Nr. 14 AMENDEMENT VAN HET LID VAN MEIJEREN

Ontvangen 11 april 2022

De ondergetekende stelt het volgende amendement voor:

I

In het opschrift wordt «Goedkeuring» vervangen door «Wijziging van de Wet publieke gezondheid en goedkeuring».

II

In de beweegreden wordt na «noodzakelijk is» ingevoegd «de Wet publieke gezondheid te wijzigen teneinde een aantal bevoegdheidsgrondslagen uit hoofdstuk Va te laten vervallen, en tevens».

III

Voor artikel 1 wordt een artikel ingevoegd, luidende:

Artikel 01

De Wet publieke gezondheid wordt als volgt gewijzigd:

1. Artikel 58e wordt als volgt gewijzigd:

a. In het eerste lid, onder b, vervalt «of artikel 58q».

b. In het tweede lid, onder a, vervalt «58g, eerste lid,».

c. In het tweede lid, onder b, vervalt «onder a tot en met e».

2. Artikel 58g vervalt.

3. In artikel 58j, eerste lid, vervallen de onderdeelsaanduiding «a.» en de onderdelen b en d.

4. Artikel 58q vervalt.

5. Artikel 58r vervalt.

6. In artikel 58ra, derde en zevende lid, vervalt telkens «of artikel 58q».

7. In artikel 58rd, tweede lid, vervalt telkens «, of de onderwijsinstelling, bedoeld in artikel 58q».

8. Artikel 58u wordt als volgt gewijzigd:

a. In het eerste lid wordt «58p en 58q, eerste lid» vervangen door «en 58p».

b. In het tweede lid, wordt «artikelen» vervangen door «artikel» en vervalt «en 58g, eerste lid,».

c. In het vierde lid wordt «artikelen» vervangen door «artikel» en vervalt «en 58g, eerste lid,».

9. In artikel 64a, eerste lid, vervalt «, met uitzondering van de artikelen 58q en 58r,».

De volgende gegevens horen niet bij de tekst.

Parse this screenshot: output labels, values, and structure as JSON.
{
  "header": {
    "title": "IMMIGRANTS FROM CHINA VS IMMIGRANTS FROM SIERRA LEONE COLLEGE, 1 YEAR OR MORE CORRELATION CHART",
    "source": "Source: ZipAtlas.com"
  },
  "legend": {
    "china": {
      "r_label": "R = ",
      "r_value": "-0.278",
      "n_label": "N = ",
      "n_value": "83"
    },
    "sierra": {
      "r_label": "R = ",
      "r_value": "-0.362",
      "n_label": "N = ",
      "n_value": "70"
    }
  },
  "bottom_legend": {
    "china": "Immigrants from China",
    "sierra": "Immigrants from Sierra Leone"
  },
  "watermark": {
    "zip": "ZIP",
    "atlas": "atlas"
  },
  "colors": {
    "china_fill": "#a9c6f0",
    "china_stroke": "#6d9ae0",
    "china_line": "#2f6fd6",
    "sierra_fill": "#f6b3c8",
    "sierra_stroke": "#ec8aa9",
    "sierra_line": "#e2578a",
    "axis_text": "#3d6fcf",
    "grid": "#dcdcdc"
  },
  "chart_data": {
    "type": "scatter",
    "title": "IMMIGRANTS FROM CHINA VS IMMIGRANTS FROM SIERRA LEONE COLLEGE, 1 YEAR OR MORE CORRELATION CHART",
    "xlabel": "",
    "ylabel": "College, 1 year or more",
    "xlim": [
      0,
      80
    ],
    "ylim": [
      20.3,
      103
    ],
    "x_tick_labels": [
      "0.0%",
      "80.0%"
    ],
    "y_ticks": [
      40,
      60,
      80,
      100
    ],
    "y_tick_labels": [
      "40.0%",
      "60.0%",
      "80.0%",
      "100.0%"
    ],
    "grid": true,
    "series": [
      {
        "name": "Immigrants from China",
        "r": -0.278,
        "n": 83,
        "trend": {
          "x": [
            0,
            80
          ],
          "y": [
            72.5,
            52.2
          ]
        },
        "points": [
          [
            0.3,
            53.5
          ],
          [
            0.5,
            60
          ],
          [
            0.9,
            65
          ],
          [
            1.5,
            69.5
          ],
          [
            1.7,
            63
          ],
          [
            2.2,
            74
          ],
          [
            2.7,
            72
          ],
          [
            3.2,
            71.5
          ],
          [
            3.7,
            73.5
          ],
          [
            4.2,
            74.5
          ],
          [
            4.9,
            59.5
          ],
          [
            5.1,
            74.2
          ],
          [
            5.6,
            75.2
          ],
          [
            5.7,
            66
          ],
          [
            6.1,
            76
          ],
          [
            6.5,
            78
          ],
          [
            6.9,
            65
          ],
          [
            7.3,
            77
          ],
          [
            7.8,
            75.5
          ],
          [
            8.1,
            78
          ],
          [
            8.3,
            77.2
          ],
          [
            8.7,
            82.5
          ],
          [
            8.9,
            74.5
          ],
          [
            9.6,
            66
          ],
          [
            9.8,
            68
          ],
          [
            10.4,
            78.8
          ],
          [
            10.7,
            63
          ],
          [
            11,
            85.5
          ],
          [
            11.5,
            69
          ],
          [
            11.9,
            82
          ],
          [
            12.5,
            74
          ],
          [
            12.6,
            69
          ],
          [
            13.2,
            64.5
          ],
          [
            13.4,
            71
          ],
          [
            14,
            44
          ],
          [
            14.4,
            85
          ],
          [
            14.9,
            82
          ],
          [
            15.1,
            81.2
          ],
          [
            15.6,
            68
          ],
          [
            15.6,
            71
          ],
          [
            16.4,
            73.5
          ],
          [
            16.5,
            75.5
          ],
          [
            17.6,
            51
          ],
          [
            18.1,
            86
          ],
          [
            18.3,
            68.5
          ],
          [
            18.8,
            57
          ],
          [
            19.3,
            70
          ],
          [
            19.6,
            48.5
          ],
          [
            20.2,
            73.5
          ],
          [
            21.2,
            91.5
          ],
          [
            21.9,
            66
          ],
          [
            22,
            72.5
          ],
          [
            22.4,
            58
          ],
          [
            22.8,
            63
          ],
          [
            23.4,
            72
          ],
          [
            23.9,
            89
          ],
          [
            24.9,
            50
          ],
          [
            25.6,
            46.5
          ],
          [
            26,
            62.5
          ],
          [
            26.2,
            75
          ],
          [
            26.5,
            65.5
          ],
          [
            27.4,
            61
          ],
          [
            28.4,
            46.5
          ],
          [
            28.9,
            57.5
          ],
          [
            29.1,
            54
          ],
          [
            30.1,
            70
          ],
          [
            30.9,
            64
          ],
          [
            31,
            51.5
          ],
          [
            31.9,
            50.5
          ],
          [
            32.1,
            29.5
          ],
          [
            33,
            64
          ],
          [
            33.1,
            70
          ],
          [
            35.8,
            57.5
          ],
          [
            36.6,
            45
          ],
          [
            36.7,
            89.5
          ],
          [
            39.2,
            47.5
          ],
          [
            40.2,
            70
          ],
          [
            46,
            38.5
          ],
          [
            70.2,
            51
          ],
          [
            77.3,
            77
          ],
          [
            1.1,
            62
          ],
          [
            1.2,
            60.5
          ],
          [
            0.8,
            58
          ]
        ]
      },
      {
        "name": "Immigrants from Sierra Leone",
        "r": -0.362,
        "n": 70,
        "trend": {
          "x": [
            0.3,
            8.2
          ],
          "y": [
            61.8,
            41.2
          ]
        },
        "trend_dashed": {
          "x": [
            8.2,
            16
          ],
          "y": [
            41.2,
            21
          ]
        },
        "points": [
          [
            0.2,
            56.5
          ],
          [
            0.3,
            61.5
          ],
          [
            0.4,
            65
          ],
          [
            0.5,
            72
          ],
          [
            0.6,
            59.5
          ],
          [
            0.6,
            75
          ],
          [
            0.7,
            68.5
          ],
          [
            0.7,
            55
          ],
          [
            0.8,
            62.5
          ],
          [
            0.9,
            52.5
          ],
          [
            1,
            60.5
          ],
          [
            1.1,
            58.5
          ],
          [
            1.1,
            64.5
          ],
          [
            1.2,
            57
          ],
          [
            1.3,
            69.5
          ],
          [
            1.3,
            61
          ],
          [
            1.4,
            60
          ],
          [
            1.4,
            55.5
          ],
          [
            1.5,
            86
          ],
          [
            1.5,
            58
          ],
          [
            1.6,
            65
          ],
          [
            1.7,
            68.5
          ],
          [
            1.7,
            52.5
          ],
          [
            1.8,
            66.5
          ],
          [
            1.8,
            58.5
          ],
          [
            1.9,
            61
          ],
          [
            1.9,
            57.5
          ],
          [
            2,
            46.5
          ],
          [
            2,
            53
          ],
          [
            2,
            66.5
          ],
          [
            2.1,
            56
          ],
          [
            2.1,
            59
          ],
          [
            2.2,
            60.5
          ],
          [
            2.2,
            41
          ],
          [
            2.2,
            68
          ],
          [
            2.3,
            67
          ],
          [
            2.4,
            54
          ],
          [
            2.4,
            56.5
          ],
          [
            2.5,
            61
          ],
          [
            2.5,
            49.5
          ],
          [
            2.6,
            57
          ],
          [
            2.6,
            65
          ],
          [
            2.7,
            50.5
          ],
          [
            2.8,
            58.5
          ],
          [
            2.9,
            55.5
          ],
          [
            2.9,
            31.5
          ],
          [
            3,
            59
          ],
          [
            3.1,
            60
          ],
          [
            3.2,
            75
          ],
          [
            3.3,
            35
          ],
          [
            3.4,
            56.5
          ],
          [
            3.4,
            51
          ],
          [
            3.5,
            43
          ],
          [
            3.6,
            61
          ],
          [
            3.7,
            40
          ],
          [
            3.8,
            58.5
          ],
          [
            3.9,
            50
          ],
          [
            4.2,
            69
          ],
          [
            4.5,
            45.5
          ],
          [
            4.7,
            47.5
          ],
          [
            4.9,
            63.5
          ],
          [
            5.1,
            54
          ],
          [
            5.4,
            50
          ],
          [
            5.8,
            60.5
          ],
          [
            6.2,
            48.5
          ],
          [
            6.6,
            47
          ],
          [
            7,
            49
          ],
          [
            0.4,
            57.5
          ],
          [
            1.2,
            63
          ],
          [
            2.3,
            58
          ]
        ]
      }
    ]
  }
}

10. Artikel 68bis wordt als volgt gewijzigd:

a. In het eerste lid, onder a, vervalt «artikel 58g, eerste lid,».

b. In het eerste lid, onder b, vervallen «58g, eerste lid,» en «, 58q, eerste lid, eerste zin».

c. In het vijfde lid vervalt «artikel 58g, eerste lid,».

11. In artikel 68b vervalt «, 58r, derde lid, tweede en derde zin, en vijfde lid,».

Toelichting

Dit amendement strekt ertoe om de grondslagen voor een aantal vrijheidsbeperkende coronamaatregelen, die naar het oordeel van de regering niet langer noodzakelijk zijn, zo spoedig mogelijk te laten vervallen. Het gaat om de grondslagen om maatregelen te kunnen nemen over groepsvorming, contactberoepen, verhuur van accommodaties, onderwijs en kinderopvang.

Hoewel de regering heeft erkend dat de grondslagen niet langer noodzakelijk zijn, is zij voornemens deze pas met ingang van 1 juni 2022 te laten vervallen.1 Dit is in strijd met de rechtsstatelijke verplichting om (grondslagen voor) grondrechtenbeperkingen zo spoedig mogelijk te laten vervallen, zodra de omstandigheden dat mogelijk maken.

Indiener hecht er sterk aan dat de hiervoor genoemde rechtsstatelijke verplichting wordt nageleefd. Daarom wordt voorgesteld om de desbetreffende bevoegdheidsgrondslagen zo spoedig mogelijk – dus tegelijk met de inwerkingtreding van het onderhavige wetsvoorstel – te laten vervallen.